The pumps could add an extra metre of sea ice to the Arctic’s current layer, Desch argues. The current cap rarely exceeds 2-3 metres in thickness and is being eroded constantly as the planet succumbs to climate change.
“Thicker ice would mean longer-lasting ice. In turn, that would mean the danger of all sea ice disappearing from the Arctic in summer would be reduced significantly,” Desch told the Observer.


Desch and his team have put forward the scheme in a paper that has just been published in Earth’s Future, the journal of the American Geophysical Union, and have worked out a price tag for the project: $500bn.
It is an astonishing sum. However, it is the kind of outlay that may become necessary if we want to halt the calamity that faces the Arctic, says Desch, who, like many other scientists, has become alarmed at temperature change in the region. They say that it is now warming twice as fast as their climate models predicted only a few years ago and argue that the 2015 Paris agreement to limit global warming will be insufficient to prevent the region’s sea ice disappearing completely in summer, possibly by 2030.
“Our only strategy at present seems to be to tell people to stop burning fossil fuels,” says Desch. “It’s a good idea but it is going to need a lot more than that to stop the Arctic’s sea ice from disappearing.”


The loss of the Arctic’s summer sea ice cover would disrupt life in the region, critically endanger or drive to extinction many of its species, from Arctic cod to polar bears, and destroy a pristine habitat. It would also trigger further warming of the planet by removing ice that reflects solar radiation back into space. For this reason alone, it is critical to keep the ice.  Loss of the polar ice caps would disrupt weather patterns across the northern hemisphere and melt the permafrost, releasing more carbon gases into the atmosphere.
Hence Desch’s scheme to use wind pumps to bring water that is insulated from the bitter Arctic cold to its icy surface, where it will freeze and thicken the ice cap. Nor is the physicist alone in his Arctic scheming: other projects to halt sea-ice loss include one to artificially whiten the Arctic by scattering light-coloured aerosol particles over it to reflect solar radiation back into space, and another to spray sea water into the atmosphere above the region to create clouds that would also reflect sunlight away from the surface.

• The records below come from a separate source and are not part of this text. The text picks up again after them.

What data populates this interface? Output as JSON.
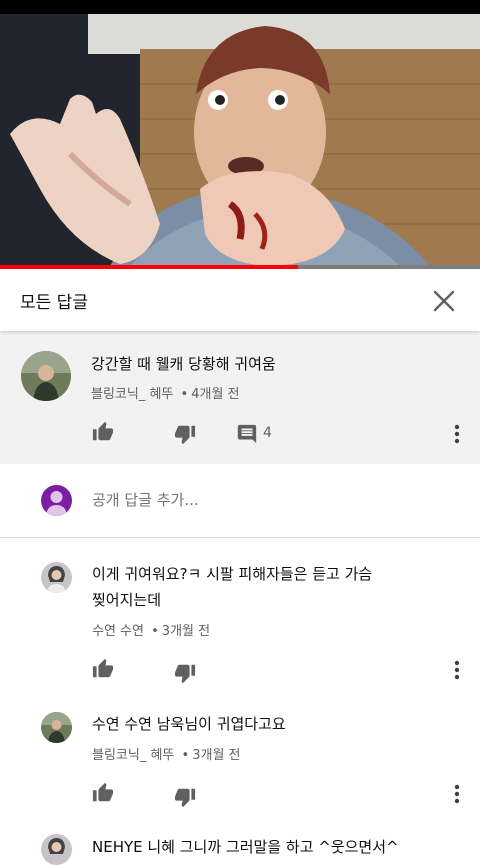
{
  "header": {
    "title": "모든 답글"
  },
  "video": {
    "progress": 0.62
  },
  "parent_comment": {
    "text": "강간할 때 웰캐 당황해 귀여움",
    "author": "블링코닉_ 혜뚜",
    "time": "4개월 전",
    "reply_count": "4"
  },
  "add_reply": {
    "placeholder": "공개 답글 추가..."
  },
  "replies": [
    {
      "line1": "이게 귀여워요?ㅋ 시팔 피해자들은 듣고 가슴",
      "line2": "찢어지는데",
      "author": "수연 수연",
      "time": "3개월 전"
    },
    {
      "line1": "수연 수연 남욱님이 귀엽다고요",
      "author": "블링코닉_ 혜뚜",
      "time": "3개월 전"
    },
    {
      "line1": "NEHYE 니혜 그니까 그러말을 하고 ^웃으면서^"
    }
  ],
  "meta_separator": "•",
  "colors": {
    "progress": "#ff0000",
    "avatar_purple": "#7b1fa2",
    "parent_bg": "#f2f2f2"
  }
}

All the projects are highly imaginative – and extremely costly. The fact that they are even being considered reveals just how desperately worried researchers have become about the Arctic. “The situation is causing grave concern,” says Professor Julienne Stroeve, of University College London. “It is now much more dire than even our worst case scenarios originally suggested.’


Last November, when sea ice should have begun thickening and spreading over the Arctic as winter set in, the region warmed up. Temperatures should have plummeted to -25C but reached several degrees above freezing instead. “It’s been about 20C warmer than normal over most of the Arctic Ocean. This is unprecedented said,” research professor Jennifer Francis of Rutgers University. “These temperatures are literally off the charts for where they should be at this time of year. It is pretty shocking. The Arctic has been breaking records all year. It is very frightening.”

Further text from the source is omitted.